Sunday, July 25, 2010

Father (figure) Knows Best?

The surprising traditionalism at the heart of a new movie about a non-traditional family

In the beautifully acted ensemble piece The Kids Are All Right, Annette Bening plays Nic, the breadwinning doctor in a lesbian family of four that includes her spouse Jules (Julianne Moore), an 18 year-old daughter Joni (Mia Wasikowska), and a 15 year-old son Laser (Josh Hutcherson). In interactions that alternate between bickering and affection, we are to understand them as a normal -- i.e. neurotic, but stable -- family. The complicating factor in their lives occurs when the children reach out to their sperm donor, Paul (Mark Ruffalo), who turns out to be a genial fellow; his reaction to the family arrangement -- "I love lesbians!" -- has already become a signature line of the movie. Though it's immediately apparent that Paul has no real commitment to anything except the restaurant that he owns, he has something emotionally to offer each of the characters in the movie except Nic, whose growing resentment of Paul results in growing estrangement from the rest of her family.

From the start, it's clear that Nic's character is the least attractive in the movie: controlling, arrogant, and passive aggressive when not overtly so. Yet it's also clear that she's really the only adult in the story. Joni (as in Joni Mitchell -- there's a wonderful scene of Bening singing lines from Blue by way of explaining her daughter's name) is bright, responsible, and increasingly self-assertive, not surprising as the story takes place in the summer before she goes off to college. Laser is less mature, involved with a friend who's clearly not worthy of him, a subplot of the story. Jules, the more instinctive and permissive of the parents, is a very appealing person to all involved  -- audience included -- though her insecurity and impulsivity brings the family into crisis when she accepts Paul's casual offer to help her resume a career in landscape gardening, a development that serves to bring the class dimension of the story into focus in the two characters' stance toward the hired (Latino) help.

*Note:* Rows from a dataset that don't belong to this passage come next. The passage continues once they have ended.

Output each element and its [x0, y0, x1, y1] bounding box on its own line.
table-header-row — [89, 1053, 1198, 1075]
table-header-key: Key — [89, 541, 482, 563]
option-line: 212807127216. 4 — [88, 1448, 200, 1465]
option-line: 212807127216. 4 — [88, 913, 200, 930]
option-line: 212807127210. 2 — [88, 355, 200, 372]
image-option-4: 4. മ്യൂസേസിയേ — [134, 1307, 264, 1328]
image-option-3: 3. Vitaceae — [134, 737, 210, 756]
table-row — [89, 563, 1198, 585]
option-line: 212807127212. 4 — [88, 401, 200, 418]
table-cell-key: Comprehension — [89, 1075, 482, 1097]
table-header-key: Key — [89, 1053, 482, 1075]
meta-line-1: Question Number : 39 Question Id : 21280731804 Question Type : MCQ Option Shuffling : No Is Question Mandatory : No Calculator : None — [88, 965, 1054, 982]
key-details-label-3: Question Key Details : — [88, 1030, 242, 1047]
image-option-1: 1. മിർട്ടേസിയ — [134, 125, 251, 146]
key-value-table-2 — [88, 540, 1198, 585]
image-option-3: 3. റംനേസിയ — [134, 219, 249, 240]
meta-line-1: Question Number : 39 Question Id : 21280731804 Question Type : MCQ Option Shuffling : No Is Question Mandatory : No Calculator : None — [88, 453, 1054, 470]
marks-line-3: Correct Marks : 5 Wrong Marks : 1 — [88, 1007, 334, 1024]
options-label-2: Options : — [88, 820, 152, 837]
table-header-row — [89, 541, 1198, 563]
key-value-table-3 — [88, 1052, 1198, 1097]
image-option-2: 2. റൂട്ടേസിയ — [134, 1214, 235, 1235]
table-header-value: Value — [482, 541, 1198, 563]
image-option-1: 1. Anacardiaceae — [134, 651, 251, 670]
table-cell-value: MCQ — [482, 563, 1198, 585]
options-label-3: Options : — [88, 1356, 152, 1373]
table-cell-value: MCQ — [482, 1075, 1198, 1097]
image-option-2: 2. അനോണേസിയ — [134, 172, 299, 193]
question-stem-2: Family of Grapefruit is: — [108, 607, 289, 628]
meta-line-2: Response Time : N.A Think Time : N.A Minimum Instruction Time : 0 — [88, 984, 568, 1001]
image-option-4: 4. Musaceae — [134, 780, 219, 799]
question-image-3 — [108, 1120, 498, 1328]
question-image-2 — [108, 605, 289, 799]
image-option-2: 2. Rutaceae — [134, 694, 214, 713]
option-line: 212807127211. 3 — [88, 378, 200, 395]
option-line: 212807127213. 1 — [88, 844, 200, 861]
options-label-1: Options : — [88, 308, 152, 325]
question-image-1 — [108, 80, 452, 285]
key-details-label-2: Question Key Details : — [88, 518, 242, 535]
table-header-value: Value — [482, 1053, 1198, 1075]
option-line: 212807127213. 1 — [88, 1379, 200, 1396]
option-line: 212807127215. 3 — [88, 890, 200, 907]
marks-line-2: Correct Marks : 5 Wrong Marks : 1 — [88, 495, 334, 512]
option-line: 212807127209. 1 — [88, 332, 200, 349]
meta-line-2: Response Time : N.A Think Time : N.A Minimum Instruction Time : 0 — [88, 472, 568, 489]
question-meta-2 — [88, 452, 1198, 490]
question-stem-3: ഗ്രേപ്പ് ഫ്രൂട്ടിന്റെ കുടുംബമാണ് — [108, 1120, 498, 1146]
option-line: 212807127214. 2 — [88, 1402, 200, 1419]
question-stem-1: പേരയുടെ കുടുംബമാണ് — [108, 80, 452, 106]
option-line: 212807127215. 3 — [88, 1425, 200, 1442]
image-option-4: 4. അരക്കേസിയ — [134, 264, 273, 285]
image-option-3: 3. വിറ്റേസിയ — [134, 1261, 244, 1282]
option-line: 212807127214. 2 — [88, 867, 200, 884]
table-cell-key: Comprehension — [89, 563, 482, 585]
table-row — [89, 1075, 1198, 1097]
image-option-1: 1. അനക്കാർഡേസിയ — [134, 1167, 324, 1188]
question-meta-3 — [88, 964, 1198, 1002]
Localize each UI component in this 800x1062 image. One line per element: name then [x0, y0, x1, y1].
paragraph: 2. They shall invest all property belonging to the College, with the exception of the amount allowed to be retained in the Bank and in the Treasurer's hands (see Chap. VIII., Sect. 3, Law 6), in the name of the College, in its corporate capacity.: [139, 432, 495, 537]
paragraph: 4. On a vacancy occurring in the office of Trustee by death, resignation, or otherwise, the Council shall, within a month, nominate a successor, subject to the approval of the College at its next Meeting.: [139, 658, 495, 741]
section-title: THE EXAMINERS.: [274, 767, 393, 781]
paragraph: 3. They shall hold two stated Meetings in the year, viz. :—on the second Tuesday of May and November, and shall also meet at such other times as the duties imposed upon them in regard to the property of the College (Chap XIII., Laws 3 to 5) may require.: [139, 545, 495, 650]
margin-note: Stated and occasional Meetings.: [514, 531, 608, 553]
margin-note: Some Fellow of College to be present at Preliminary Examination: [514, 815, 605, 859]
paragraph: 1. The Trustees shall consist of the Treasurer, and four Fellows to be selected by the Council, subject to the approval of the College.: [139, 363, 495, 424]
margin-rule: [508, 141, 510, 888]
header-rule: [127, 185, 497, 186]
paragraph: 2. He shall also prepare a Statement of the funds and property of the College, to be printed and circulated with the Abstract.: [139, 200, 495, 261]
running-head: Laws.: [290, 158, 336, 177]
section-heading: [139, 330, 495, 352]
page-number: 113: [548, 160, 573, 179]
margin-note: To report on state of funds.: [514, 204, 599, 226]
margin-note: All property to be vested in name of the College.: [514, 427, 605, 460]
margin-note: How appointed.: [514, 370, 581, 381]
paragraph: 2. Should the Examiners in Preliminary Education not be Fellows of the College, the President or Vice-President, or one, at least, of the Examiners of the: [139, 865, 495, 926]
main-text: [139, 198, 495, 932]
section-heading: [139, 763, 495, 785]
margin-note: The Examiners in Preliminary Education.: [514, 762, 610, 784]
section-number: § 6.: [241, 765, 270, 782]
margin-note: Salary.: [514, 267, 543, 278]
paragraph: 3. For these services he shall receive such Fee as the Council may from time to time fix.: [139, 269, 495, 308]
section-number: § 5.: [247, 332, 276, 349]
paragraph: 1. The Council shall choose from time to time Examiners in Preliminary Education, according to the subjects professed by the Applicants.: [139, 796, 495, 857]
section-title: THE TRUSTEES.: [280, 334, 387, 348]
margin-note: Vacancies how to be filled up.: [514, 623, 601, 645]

One of the more surprising aspects of The Kids Are All Right are its gender politics. Ostensibly, it has a liberal moral that verges on smugness: We're going to show you that homosexuals are just like everybody else. But the movie has a surprisingly conservative message: families need father figures. In this case, it so happens that the "father" is a woman (the man in the picture is ultimately a boy). Yes, of course, Nic is difficult. But the rules she sets and concerns she has are largely valid, and her economic role is almost surely indispensable, whether or not the family would have been better off with two-incomes (an issue for the couple). More than any of the other characters, Nic is self-aware about her limitations and makes active efforts to remedy them. She also proves to be stoic, a characteristic that seems in relatively short supply in movies these days, just like it appears to be everywhere else. None of these traits are inherently male, but they're coded in the movie as such -- nowhere more so than when Nic finally intervenes to set a boundary by slamming a door -- as indeed they are in society at large. But in the end it's less important that they're there in gender terms than on family ones.

Indeed, Nic can't claim all the credit here. Jules clearly has a shaping hand in raising the kids, who are, as the title indicates, "all right." Which points to another element of traditionalism in the gender politics of the film: an assertion on behalf of the two-parent family. Each provides ballast for the other's excesses, which a child may need as much as any particular trait a parent has to offer. While this particular deck happens to be stacked a particular way -- "I really wish you were gay," an exasperated Jules tells Laser at one point. "You'd be so much more sensitive" --we also see two parents working hard to give a child roots and wings.

Insofar as the messages here are effective, it's because in the end they're delivered with a light touch. Fair-minded, funny, and deftly executed, The Kids Are All Right represents an honest attempt to capture both continuity and change in the American bourgeois family of the 21st century.